L’ouvrage se présente en quatre chapitres : « Pour une anthropologie dans les quartiers populaires », « Les coulisses de la recherche », « Faire société dans un quartier urbain imposé : le quartier strasbourgeois de Hautepierre », « La situation de rénovation urbaine au prisme de la participation : les transformations de l’engagement associatif ». Chaque chapitre est précédé d’une petite introduction qui définit le ou les problèmes posées dans le chapitre. Bien construit, écrit dans un style clair, cet ouvrage est, pour moi, un modèle de présentation d’une argumentation serrée à la fois théorisée et débouchant sur des pratiques – y compris sur celles de l’auteur dans l’association qu’elle avait créée – .Cela sur l’un des problèmes les plus difficiles qu’ils soient à aborder et à expliquer anthropologiquement : le vécu et la transformation du vécu de quartiers populaires.

Dans le chapitre 1, « Pour une anthropologie dans les quartiers populaires », l’auteure fait un bilan de ce qui s’est fait en anthropologie urbaine sur le sujet en France, en convoquant aussi des apports extérieurs.

Elle appelle précurseurs Chombart de Lauwe, Henri Lefebvre, et ne mentionne pas un géographe-urbaniste, André Georges proche de la sociologie et de l’anthropologie urbaine . Ils furent plutôt, en France des fondateurs que des précurseurs. Certes Henri Lefèbvre ne fit que tardivement des terrains dans l’urbain, abordant le rural (La Vallée de Campan), mais sa réflexion s’est étendue aujourd’hui notamment par son livre cité par l’auteure, « Le Droit à la ville », jusqu’aux Etats-Unis. Quant à Chombart, fort au courant des travaux de l’Ecole de Chicago, il fut réellement l’initiateur de la sociologie et de l’anthropologie urbaines en France, non au Centre d’Ethnologie sociale, mais au Centre de Sociologie urbaine (rue de la Tombe Issoire) qu’il quitta sans doute parce que les membres du groupe ne se ralliaient pas suffisamment à ses travaux sur les besoins et les aspirations. Mais ses ouvrages collectifs (Paris et l’agglomération parvienne, la Cité de la Benauge (à Bordeaux)) ont fait date. Commencés au Musée de l’Homme où Chombart était ethnologue, ils se sont poursuivis au Centre de Sociologie urbaine où œuvrèrent notamment, Paul Rendu, Maurice Imbert, Christian Topalov et Bernard Lamy. Il s’agissait déjà d’une socio-anthropologie beaucoup plus que d’une sociologie, malgré le titre du Centre. Mais ce qui intéresse à juste titre l’auteure c’est ce qu’elle appelle fort justement l’épistémologie de l’anthropologie urbaine et son positionnement au sein d’une tradition scientifique mouvante.
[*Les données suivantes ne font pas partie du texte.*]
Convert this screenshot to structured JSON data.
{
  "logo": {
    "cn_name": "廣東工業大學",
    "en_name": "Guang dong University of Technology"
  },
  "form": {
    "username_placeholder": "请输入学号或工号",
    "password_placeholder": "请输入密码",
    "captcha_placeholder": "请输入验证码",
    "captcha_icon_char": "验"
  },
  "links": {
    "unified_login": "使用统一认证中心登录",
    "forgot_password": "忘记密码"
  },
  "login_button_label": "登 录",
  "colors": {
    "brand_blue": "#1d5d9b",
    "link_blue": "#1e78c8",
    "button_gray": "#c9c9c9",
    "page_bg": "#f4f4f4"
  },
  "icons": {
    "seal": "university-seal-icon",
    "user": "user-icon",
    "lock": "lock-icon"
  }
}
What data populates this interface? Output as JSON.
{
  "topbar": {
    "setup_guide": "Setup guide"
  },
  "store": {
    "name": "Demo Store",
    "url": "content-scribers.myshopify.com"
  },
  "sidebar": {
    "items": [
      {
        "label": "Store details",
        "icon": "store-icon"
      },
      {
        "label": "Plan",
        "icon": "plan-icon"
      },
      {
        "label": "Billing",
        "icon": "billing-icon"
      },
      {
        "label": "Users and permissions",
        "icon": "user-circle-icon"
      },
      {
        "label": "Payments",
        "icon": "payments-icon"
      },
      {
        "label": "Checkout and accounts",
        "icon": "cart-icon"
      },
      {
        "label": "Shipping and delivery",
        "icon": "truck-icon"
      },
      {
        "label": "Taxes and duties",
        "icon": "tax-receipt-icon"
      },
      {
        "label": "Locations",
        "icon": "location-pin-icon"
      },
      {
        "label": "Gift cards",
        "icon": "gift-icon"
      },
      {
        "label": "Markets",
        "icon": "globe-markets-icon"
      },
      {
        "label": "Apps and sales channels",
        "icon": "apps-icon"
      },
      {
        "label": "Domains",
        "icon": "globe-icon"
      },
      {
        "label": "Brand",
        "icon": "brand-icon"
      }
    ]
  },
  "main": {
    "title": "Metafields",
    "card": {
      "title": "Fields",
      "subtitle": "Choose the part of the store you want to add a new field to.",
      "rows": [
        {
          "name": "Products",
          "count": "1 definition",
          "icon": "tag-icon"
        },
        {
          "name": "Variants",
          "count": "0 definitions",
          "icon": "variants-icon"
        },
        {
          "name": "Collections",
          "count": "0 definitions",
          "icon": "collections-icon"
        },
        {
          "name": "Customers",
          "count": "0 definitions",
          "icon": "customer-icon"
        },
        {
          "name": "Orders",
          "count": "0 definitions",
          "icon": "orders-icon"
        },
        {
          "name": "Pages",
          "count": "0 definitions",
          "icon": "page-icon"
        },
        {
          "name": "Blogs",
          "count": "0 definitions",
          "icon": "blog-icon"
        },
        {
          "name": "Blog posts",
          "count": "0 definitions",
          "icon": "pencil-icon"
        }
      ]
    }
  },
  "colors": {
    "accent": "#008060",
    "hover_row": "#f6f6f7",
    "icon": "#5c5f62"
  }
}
Après 1968, dans les années 70-80 et au-delà, deux écoles vont effectivement se partager, si l’on peut dire, le terrain de l’anthropologie urbaine en France, d’un côté Jacques Gutwirth et Colette Pétonnet, de l’autre Gérard Althabe et son équipe dont faisait partie Monique Selim. De part et d’autre, l’approche du terrain, la méthodologie et les engagements n’étaient pas les mêmes. Il s’agissait moins, à mon avis, d’une opposition théorique que de divergences sur la manière de faire de l’anthropologie urbaine. Monique Selim venait de la philosophie, Colette Pétonnet de la psychologie (non analytique).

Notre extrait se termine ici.